Adquirir un nuevo idioma significará cambiar de nombre. Al hacerlo borrarán también su pasado. Se alejarán de él para desempeñar las funciones de alguien distinto. A veces bastaba con una simple traducción, o con un leve ajuste. Un cambio minúsculo que encerraba un mundo más amplio. El nuevo nombre les enseñaba a ser otra persona. Eran los mismos, pero se esforzaban en aparentar que habían cambiado, como si una variación de rutinas o de acentos los librara de toda la sospecha que habían ido acumulando a sus espaldas.

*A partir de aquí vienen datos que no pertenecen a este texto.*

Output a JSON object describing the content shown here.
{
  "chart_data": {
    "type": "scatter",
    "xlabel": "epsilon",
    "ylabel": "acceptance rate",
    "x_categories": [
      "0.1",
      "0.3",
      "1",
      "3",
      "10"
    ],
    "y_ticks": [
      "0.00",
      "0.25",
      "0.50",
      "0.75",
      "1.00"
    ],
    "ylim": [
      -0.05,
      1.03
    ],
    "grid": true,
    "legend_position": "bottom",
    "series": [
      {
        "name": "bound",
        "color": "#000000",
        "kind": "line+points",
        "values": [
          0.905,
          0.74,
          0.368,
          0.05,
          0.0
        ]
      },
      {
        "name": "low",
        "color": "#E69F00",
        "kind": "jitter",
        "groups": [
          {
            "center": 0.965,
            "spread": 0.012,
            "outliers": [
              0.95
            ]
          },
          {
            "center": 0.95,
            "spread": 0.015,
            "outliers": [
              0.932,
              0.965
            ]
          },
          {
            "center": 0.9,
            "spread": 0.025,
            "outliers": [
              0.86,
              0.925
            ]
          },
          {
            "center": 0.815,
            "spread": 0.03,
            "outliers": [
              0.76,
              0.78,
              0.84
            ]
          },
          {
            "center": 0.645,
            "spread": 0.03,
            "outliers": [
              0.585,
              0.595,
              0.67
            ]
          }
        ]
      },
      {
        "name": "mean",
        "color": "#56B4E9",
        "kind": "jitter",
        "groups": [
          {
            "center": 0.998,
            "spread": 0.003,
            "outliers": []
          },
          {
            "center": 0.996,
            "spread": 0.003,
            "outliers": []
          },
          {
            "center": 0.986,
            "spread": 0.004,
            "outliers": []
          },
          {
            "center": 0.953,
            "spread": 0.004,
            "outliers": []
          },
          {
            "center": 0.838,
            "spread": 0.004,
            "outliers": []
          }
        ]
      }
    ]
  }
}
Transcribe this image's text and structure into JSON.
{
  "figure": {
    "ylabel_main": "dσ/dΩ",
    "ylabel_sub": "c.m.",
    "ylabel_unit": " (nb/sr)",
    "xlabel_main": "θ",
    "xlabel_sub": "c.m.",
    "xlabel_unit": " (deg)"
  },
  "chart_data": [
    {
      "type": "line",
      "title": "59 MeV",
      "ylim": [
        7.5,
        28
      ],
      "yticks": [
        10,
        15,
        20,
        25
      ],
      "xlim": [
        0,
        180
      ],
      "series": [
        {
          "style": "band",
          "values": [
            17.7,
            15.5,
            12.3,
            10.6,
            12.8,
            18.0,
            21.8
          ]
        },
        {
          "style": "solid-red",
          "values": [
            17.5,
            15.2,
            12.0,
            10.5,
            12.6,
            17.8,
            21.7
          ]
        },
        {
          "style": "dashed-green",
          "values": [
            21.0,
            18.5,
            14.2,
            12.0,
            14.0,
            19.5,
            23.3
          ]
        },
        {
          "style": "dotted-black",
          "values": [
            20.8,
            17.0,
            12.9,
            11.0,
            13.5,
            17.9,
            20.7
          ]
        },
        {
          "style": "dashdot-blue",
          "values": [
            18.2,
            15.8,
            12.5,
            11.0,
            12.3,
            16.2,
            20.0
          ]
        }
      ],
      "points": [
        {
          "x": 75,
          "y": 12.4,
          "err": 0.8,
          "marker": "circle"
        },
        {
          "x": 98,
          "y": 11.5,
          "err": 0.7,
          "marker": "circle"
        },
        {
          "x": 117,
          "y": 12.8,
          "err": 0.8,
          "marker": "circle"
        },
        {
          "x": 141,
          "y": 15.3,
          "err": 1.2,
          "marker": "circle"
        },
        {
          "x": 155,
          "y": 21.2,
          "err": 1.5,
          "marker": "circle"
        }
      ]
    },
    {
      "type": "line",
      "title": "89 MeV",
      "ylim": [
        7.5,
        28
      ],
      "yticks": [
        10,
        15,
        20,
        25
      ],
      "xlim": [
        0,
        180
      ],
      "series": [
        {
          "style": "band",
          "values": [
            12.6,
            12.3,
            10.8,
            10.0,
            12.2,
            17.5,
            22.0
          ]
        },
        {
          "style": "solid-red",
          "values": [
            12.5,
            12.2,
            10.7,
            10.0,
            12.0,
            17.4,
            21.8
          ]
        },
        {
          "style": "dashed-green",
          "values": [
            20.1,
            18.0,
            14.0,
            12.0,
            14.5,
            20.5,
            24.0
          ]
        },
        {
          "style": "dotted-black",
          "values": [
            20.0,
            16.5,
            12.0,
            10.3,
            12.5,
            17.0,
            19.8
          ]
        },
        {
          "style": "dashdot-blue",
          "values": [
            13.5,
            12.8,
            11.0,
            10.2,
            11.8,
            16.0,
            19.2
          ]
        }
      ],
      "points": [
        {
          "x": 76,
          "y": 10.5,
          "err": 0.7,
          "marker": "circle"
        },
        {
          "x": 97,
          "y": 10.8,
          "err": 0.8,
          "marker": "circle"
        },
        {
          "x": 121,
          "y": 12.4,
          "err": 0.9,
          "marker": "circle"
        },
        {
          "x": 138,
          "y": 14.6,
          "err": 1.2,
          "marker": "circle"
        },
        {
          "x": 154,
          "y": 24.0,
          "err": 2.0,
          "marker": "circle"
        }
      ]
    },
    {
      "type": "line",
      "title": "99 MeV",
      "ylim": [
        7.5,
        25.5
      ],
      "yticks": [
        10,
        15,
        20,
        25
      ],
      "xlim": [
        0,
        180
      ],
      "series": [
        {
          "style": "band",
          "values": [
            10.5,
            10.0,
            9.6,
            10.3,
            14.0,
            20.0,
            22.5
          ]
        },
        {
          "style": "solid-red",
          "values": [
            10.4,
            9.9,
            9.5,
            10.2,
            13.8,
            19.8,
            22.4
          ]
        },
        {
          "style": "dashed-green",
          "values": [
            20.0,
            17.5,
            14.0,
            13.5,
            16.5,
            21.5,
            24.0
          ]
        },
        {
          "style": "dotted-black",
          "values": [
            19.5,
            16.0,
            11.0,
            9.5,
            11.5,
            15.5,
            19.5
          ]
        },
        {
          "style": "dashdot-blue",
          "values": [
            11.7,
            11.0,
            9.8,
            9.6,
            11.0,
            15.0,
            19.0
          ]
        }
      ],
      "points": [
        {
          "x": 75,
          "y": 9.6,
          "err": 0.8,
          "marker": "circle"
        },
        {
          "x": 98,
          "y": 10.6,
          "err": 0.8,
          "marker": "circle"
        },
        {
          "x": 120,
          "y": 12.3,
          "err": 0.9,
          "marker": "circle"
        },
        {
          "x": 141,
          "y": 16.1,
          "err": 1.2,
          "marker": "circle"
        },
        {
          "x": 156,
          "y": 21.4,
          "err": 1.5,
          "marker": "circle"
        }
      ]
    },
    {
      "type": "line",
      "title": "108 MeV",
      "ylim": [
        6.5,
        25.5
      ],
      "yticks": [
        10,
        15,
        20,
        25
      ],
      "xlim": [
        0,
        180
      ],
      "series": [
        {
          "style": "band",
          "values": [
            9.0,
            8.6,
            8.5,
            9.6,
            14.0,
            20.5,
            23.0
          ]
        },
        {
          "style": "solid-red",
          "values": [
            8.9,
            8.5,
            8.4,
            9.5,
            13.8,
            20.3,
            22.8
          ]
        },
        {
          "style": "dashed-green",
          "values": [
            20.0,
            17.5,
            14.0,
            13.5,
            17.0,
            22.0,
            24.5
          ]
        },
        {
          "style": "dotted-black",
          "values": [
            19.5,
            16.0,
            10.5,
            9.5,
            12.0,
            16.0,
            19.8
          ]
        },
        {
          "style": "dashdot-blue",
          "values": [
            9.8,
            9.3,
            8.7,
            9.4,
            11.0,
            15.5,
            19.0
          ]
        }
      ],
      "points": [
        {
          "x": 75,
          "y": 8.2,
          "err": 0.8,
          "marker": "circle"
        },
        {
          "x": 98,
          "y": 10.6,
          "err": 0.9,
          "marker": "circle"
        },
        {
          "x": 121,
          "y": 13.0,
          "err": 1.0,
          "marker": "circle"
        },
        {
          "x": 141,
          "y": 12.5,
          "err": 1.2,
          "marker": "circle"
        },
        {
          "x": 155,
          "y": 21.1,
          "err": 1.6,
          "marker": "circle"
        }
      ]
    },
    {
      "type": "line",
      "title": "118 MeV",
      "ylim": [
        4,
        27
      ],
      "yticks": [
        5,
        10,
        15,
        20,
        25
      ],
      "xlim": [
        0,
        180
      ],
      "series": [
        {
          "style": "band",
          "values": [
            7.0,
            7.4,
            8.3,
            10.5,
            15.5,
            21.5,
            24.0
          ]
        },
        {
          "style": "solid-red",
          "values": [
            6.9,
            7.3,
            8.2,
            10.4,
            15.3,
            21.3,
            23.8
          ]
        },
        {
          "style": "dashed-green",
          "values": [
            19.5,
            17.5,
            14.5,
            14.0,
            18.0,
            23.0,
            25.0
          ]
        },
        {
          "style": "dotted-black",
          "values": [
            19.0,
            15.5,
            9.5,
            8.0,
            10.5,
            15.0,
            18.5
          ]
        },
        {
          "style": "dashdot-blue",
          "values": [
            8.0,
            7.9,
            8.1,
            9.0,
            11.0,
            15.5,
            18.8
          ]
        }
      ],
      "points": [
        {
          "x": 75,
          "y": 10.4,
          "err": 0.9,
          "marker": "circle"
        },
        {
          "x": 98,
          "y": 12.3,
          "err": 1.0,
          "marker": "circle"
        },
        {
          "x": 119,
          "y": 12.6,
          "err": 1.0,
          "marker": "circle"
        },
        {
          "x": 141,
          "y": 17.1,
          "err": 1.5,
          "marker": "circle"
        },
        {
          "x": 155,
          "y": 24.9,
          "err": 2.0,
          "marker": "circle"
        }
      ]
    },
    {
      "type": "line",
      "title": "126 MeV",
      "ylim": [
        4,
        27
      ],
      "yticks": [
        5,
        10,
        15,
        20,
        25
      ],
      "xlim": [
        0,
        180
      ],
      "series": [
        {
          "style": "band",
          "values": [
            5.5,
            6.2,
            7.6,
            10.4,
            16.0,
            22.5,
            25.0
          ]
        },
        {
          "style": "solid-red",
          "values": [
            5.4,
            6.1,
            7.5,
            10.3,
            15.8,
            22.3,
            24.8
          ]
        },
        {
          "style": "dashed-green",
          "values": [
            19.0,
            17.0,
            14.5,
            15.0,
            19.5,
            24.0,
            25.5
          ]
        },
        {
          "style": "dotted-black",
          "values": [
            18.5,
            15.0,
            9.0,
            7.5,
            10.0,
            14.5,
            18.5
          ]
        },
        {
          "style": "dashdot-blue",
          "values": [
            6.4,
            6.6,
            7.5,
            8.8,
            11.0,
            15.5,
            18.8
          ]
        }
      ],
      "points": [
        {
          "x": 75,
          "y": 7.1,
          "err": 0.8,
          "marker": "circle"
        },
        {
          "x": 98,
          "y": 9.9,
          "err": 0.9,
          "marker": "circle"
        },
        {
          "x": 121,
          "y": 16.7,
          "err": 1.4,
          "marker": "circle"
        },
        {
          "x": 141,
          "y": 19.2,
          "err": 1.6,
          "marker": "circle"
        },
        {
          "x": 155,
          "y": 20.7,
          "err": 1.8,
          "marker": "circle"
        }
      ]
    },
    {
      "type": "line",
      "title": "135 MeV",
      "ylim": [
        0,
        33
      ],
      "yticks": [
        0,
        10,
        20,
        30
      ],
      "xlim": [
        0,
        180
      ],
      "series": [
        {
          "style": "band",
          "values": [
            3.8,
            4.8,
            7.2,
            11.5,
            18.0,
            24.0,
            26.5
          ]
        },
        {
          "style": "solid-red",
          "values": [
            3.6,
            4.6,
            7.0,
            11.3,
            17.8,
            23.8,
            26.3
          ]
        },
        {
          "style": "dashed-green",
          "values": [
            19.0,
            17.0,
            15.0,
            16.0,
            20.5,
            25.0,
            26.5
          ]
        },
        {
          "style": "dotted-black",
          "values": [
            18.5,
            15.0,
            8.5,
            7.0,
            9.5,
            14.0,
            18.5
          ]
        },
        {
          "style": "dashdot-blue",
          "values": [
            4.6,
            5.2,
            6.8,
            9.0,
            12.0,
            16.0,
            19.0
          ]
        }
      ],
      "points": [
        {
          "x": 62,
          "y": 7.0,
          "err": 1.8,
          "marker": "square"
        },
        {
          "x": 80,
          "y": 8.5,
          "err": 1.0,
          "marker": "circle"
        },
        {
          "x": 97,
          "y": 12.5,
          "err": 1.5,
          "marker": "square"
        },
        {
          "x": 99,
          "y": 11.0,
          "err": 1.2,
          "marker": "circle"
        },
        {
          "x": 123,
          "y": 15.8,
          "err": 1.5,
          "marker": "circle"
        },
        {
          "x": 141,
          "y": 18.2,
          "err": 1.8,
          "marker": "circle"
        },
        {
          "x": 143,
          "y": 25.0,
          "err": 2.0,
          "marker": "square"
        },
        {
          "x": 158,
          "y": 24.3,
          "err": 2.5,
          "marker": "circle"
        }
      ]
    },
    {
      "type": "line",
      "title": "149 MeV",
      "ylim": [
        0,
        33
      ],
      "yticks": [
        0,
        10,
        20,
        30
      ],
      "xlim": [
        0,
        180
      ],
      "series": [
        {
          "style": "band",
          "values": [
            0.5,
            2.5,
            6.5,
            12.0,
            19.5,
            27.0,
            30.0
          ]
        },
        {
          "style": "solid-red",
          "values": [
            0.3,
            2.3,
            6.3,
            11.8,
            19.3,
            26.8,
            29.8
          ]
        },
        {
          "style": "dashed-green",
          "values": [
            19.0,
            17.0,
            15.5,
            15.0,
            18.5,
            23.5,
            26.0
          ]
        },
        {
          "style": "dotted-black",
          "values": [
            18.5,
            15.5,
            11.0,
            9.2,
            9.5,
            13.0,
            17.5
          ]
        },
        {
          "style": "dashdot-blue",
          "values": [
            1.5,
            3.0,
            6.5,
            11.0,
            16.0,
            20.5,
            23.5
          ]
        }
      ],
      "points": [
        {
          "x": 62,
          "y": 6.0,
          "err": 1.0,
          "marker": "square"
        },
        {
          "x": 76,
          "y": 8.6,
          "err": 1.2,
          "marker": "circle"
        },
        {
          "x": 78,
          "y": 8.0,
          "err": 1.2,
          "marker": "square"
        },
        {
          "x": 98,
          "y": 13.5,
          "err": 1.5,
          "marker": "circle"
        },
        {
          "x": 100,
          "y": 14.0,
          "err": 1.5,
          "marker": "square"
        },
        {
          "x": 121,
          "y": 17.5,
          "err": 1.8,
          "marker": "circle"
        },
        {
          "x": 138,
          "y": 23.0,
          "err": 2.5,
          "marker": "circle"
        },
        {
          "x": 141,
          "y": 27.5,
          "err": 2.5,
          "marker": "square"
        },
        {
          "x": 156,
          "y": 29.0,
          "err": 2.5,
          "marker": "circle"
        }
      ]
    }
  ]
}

Un lenguaje vivo, eso es lo que provocaron. Una mezcla de idiomas que convocaba, a partes iguales, pasado y futuro. En un presente incierto, en palabras recién adquiridas, adaptadas, en una lengua híbrida que asumía lo nuevo con una fonética antigua. Una forma de ser otro con las trazas aún visibles de lo que habían sido antes. Un lenguaje hecho a retazos, con palabras de aquí y de allá, con combinaciones inconexas y ensamblajes casi imposibles, con acento del sur y gramática extranjera. Así se construyen los nuevos idiomas de quien no tiene lengua alguna.

Migración, emigración, inmigración. Migrantes, emigrantes, inmigrantes. Un glosario de términos para definir a un ser difuso. Para muchos simplemente eran bárbaros. En algunas lenguas, esa es la raíz de la palabra: un ser balbuceante, tartamudo, entrecortado.

¿Qué me viene a la memoria cuando pienso en la dimensión del lenguaje? Un hecho muy concreto. Una anécdota que, en cierta forma, lo resume todo. Me la explicó un día un amigo de mi abuelo, en Cúllar Vega. Cuando los emigrantes volvían de Francia, no solo cargaban con objetos pesados. También lo hacían con un idioma nuevo que trasmitían a sus hijos. Por eso en el pueblo los niños comenzaron a decir oh là là, oh là là, una fórmula que repetían continuamente, sin importarles demasiado que esas tres palabras no vinieran a cuento. Solo por el placer de decirlas, aunque no supieran exactamente qué significaban. Una expresión recién adquirida que les proporcionaba un cierto aire de elegancia y que, al pronunciarla, les permitía estar en otra parte.